また、幹部幕僚に対して、時として「君達、日本の兵隊は強いと思っているだろうが、実際は弱いのだよ」と言ってびっくりさせることがあった。山本は、「だから、君達が兵隊を強くしなければいけないのだ」と続けた。山本から見れば、事実上無に等しい中国海軍と、封鎖突破のジャンクを相手に、連戦連勝などと言うのは馬鹿らしいことに違いなかった。
 しかし、中国空軍は強かった。山本が手塩にかけて育てた貴重な中型攻撃機が、中国空軍の戦闘機の前に、惨憺たる被害を横み重ねていたのである。山本は心中、これを苦にしていたと思われる。海軍の将来は航空にあり、と常々主張してきた山本にとって、大きな挫折であったに違いない。

 そして昭和十六年十二月八日が来る。山本は軍令部の反対を無理に押し切って、無謀としか言いようの無いハワイ作戦を強行し、未曾有の戦果を上げた。次いでマレー沖では、英国の誇る新戦艦と巡洋戦艦を航空機のみで撃沈し、軍人としての山本の名声は頂点に達した。

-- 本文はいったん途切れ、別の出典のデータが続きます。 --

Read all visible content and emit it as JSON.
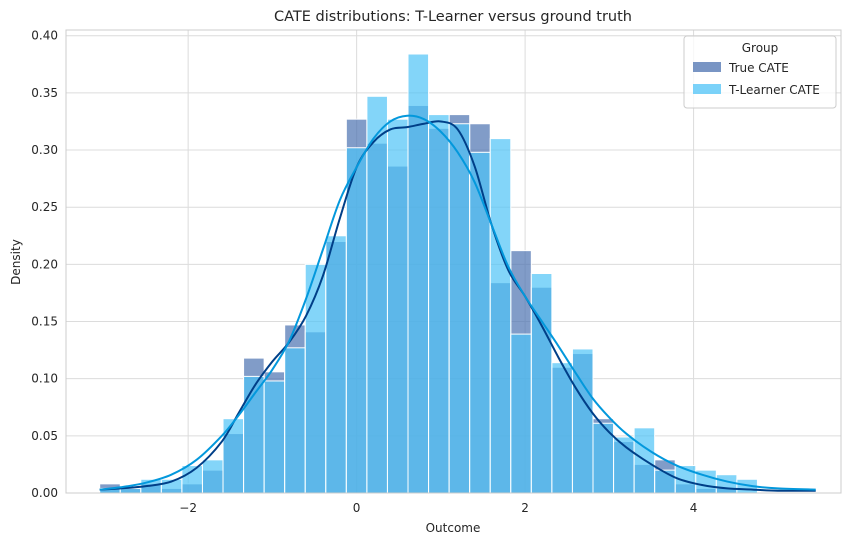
{
  "chart_data": {
    "type": "histogram",
    "title": "CATE distributions: T-Learner versus ground truth",
    "xlabel": "Outcome",
    "ylabel": "Density",
    "xlim": [
      -3.45,
      5.75
    ],
    "ylim": [
      0,
      0.405
    ],
    "xticks": [
      -2,
      0,
      2,
      4
    ],
    "xtick_labels": [
      "−2",
      "0",
      "2",
      "4"
    ],
    "yticks": [
      0.0,
      0.05,
      0.1,
      0.15,
      0.2,
      0.25,
      0.3,
      0.35,
      0.4
    ],
    "ytick_labels": [
      "0.00",
      "0.05",
      "0.10",
      "0.15",
      "0.20",
      "0.25",
      "0.30",
      "0.35",
      "0.40"
    ],
    "grid": true,
    "legend": {
      "title": "Group",
      "placement": "top-right"
    },
    "bin_edges": [
      -3.05,
      -2.806,
      -2.562,
      -2.318,
      -2.074,
      -1.83,
      -1.586,
      -1.342,
      -1.098,
      -0.854,
      -0.61,
      -0.366,
      -0.122,
      0.122,
      0.366,
      0.61,
      0.854,
      1.098,
      1.342,
      1.586,
      1.83,
      2.074,
      2.318,
      2.562,
      2.806,
      3.05,
      3.294,
      3.538,
      3.782,
      4.026,
      4.27,
      4.514,
      4.758
    ],
    "series": [
      {
        "name": "True CATE",
        "color": "#4c72b0",
        "values": [
          0.008,
          0.004,
          0.008,
          0.004,
          0.008,
          0.02,
          0.052,
          0.118,
          0.106,
          0.147,
          0.141,
          0.22,
          0.327,
          0.306,
          0.286,
          0.339,
          0.319,
          0.331,
          0.323,
          0.184,
          0.212,
          0.18,
          0.11,
          0.122,
          0.065,
          0.045,
          0.025,
          0.029,
          0.008,
          0.004,
          0.004,
          0.0
        ],
        "kde_x": [
          -3.05,
          -2.8,
          -2.5,
          -2.2,
          -1.9,
          -1.6,
          -1.4,
          -1.2,
          -1.0,
          -0.8,
          -0.6,
          -0.4,
          -0.2,
          0.0,
          0.2,
          0.4,
          0.6,
          0.8,
          1.0,
          1.2,
          1.4,
          1.6,
          1.8,
          2.0,
          2.2,
          2.4,
          2.6,
          2.8,
          3.0,
          3.2,
          3.5,
          3.8,
          4.1,
          4.4,
          4.7,
          5.0,
          5.45
        ],
        "kde_y": [
          0.003,
          0.004,
          0.006,
          0.01,
          0.022,
          0.045,
          0.07,
          0.095,
          0.115,
          0.132,
          0.155,
          0.19,
          0.24,
          0.285,
          0.307,
          0.318,
          0.32,
          0.323,
          0.325,
          0.318,
          0.286,
          0.235,
          0.195,
          0.172,
          0.146,
          0.118,
          0.092,
          0.07,
          0.053,
          0.04,
          0.025,
          0.013,
          0.007,
          0.004,
          0.003,
          0.002,
          0.002
        ]
      },
      {
        "name": "T-Learner CATE",
        "color": "#4fc3f7",
        "values": [
          0.004,
          0.004,
          0.012,
          0.012,
          0.024,
          0.029,
          0.065,
          0.102,
          0.098,
          0.127,
          0.2,
          0.225,
          0.302,
          0.347,
          0.327,
          0.384,
          0.331,
          0.323,
          0.298,
          0.31,
          0.139,
          0.192,
          0.114,
          0.126,
          0.061,
          0.049,
          0.057,
          0.02,
          0.024,
          0.02,
          0.016,
          0.012
        ],
        "kde_x": [
          -3.05,
          -2.8,
          -2.5,
          -2.2,
          -1.9,
          -1.6,
          -1.4,
          -1.2,
          -1.0,
          -0.8,
          -0.6,
          -0.4,
          -0.2,
          0.0,
          0.2,
          0.4,
          0.6,
          0.8,
          1.0,
          1.2,
          1.4,
          1.6,
          1.8,
          2.0,
          2.2,
          2.4,
          2.6,
          2.8,
          3.0,
          3.2,
          3.5,
          3.8,
          4.1,
          4.4,
          4.7,
          5.0,
          5.45
        ],
        "kde_y": [
          0.003,
          0.005,
          0.009,
          0.016,
          0.029,
          0.05,
          0.068,
          0.088,
          0.108,
          0.133,
          0.17,
          0.213,
          0.256,
          0.285,
          0.31,
          0.325,
          0.33,
          0.327,
          0.316,
          0.298,
          0.272,
          0.235,
          0.198,
          0.172,
          0.15,
          0.128,
          0.105,
          0.083,
          0.066,
          0.052,
          0.036,
          0.024,
          0.016,
          0.01,
          0.006,
          0.004,
          0.003
        ]
      }
    ],
    "kde_colors": [
      "#003f88",
      "#0398dc"
    ]
  }
}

 山本はこのとき、ハワイ作戦の成功の知らせには極めて冷静で、最初の言葉は「開戦の通告はキット奇襲の前には届くようにしてあるだろうな」であった。しかし、マレー沖の戦果を聞いた時は、ビールを賭けた参謀に、「10ダースでも50ダースでも出すよ」 と、相好を崩して喜んでいた。中型攻撃機による戦艦攻撃こそ、山本が多年構想していた、新しい海戦の姿だったからであろう。
 しかし、山本の強運もここまでだった。昭和十七年四月のドーリットル中佐の東京奇襲に端を発したミッドゥエー作戦は、これまた軍令部の強力な反対を押し切って実施されたが、無残な敗北を喫し、そのままガダルカナルの争奪をかけた、ソロモンの消耗戦に入り、起死回生の「い号」作戦を指揮するために、山本はトラックの旗艦武蔵から将旗をラバウルに進めた。これは現地で指揮をするためにと、山本が望んだように言われることが有るが、実際のところ山本は不本意であった。ラバウルで幕僚の一人に、「ニミッツはハワイで指揮しているのに、俺はなんでこんな所に居なければいけないのだ」と洩らしている。
 自身の考えている作戦指揮の構想との間には、深い溝が有ったのであろう。しかもガダルカナル争奪の戦いは失敗し、多くの部下を失った山本は、幕僚を連れての最前線視察で遂に戦死するのである。
 海軍士官としての山本五十六の生涯を見るとき、大きな成功に包まれているように見えるが、改めて見直すとき、それは皮相なものであることが分かる。砲術への望みは叶わず、与えられた初期の航空の発達は思うように進まず、ロンドン条約予備交渉では、心にも無い発言を強いられた。あまつさえ艦隊派のために親友堀悌吉を海軍から失い、海軍次官としては国のため、と思う気持ちが暗殺の危機さえ生んだのである。
 遂には、最も避けようと努力した日米戦争の引き金を引く役回りとされてしまったのである。しかも与えられた第一航空艦隊(機動部隊) の長官は、かつて堀悌吉を海軍から追放し、「あいつらよくも……」と山本を激怒させた艦隊派の大物、南雲忠一なのである。ハワイ作戦、ミッドウェー作戦と、艦隊派の牙城とも言える軍令部と徹底的に対立した山本、ハワイ作戦の成功の報告にも、事前通告の確認のみを聞いて、特に喜ばなかったと伝えられる山本。山本には複雑なものがあったと思われる。そしてソロモンの空に散ったとき、山本の心中はどのようなものであったのであろうか。
 山本五十六が今もなお、心を捉える何ものかを持つとすれば、一見して華やか経歴に隠れた多くの挫折と苦渋、そして、それらを無言で乗り越えながら歩んだ生涯に共鳴するところが有るからではないか、と思えるのである。